Curry goat politics in PNP?
Dear Editor,
Jamaica is in big trouble.
This country will be celebrating 55 years of Independence and still our politicians are being allowed to practise nepotism.
The constituency formerly held by Portia Simpson Miller now seeks a new standard-bearer for the People’s National Party (PNP). So far the contestants include Comrades Karl Blake, Dr Angela Brown Burke, Rev Dr Joan Porteous, and Audrey Smith Facey.
Simpson Miller has already made it absolutely clear who she wants to succeed her. The problem with this endorsement of Brown Burke is that she recommended someone for a seat who had not shown any desire to run for it; she did not even apply.
The last time I checked, Jamaica is a democratic country and politics is not to be handled like the distribution of inheritance. The PNP was founded by Norman Manley in 1938, not as a family business, but as a party to serve the country of Jamaica. Why are these politicians being allowed to practise favouritism and nepotism with constituencies that don’t belong to them?
Constituencies are a body of voters in a specified area who elect a representative to a legislative body; it is not a family’s legacy. By condoning this behaviour we are disenfranchising the poorer class of people in having a say in who represents them? We must not trample on the rights of the marginalised.

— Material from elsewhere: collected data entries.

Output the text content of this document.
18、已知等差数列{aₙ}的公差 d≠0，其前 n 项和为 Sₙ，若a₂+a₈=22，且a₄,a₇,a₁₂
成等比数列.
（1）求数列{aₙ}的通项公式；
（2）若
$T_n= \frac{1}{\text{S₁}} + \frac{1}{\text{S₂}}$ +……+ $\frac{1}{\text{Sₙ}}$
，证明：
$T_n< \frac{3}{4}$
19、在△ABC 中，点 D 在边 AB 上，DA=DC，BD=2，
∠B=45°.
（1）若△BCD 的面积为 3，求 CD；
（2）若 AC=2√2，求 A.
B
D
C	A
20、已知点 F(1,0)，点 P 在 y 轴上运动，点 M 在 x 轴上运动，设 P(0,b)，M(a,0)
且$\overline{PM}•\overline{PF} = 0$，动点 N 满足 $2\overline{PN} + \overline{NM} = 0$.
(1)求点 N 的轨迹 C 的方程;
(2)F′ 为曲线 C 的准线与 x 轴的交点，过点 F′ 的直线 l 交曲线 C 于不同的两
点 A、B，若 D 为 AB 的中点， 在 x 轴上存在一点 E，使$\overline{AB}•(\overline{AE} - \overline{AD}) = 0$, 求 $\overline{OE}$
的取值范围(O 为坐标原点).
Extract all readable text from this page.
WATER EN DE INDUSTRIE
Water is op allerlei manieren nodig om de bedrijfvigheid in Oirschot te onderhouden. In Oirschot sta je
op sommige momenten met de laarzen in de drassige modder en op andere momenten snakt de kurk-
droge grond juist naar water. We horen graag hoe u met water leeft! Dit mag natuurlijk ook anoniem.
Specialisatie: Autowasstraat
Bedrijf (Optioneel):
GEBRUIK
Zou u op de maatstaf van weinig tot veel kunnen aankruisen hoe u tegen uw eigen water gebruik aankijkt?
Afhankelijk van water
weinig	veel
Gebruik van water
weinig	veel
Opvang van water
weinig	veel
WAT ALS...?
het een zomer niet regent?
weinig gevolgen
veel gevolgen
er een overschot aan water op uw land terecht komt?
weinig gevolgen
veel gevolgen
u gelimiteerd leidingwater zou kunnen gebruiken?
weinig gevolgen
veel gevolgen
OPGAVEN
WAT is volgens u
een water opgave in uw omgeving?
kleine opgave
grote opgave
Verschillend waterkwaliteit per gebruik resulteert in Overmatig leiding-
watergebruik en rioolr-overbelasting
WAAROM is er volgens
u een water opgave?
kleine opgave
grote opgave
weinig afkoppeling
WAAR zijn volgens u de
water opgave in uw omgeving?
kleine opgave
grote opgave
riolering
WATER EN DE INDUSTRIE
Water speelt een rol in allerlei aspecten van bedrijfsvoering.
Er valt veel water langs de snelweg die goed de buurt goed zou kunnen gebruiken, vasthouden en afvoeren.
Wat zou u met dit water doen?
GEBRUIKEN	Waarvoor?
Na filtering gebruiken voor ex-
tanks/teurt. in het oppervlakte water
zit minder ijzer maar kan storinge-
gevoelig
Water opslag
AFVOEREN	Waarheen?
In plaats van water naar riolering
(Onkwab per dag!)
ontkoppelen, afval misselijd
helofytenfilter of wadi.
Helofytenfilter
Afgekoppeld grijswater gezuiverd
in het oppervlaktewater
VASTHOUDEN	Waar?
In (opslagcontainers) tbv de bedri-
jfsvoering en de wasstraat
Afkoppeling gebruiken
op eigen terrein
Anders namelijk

Where is the transparency and integrity in theses political processes?
Please allow democracy to prevail. You can’t push out someone and put in your friends. We must promote decency and help prevent the moral decay; it can’t be curry goat politics as usual.
How do we as a nation expect positive change when we continue to encourage garrison politics? I call upon the leadership of the PNP to address this matter in a timely manner and for the powers that be to do the right thing.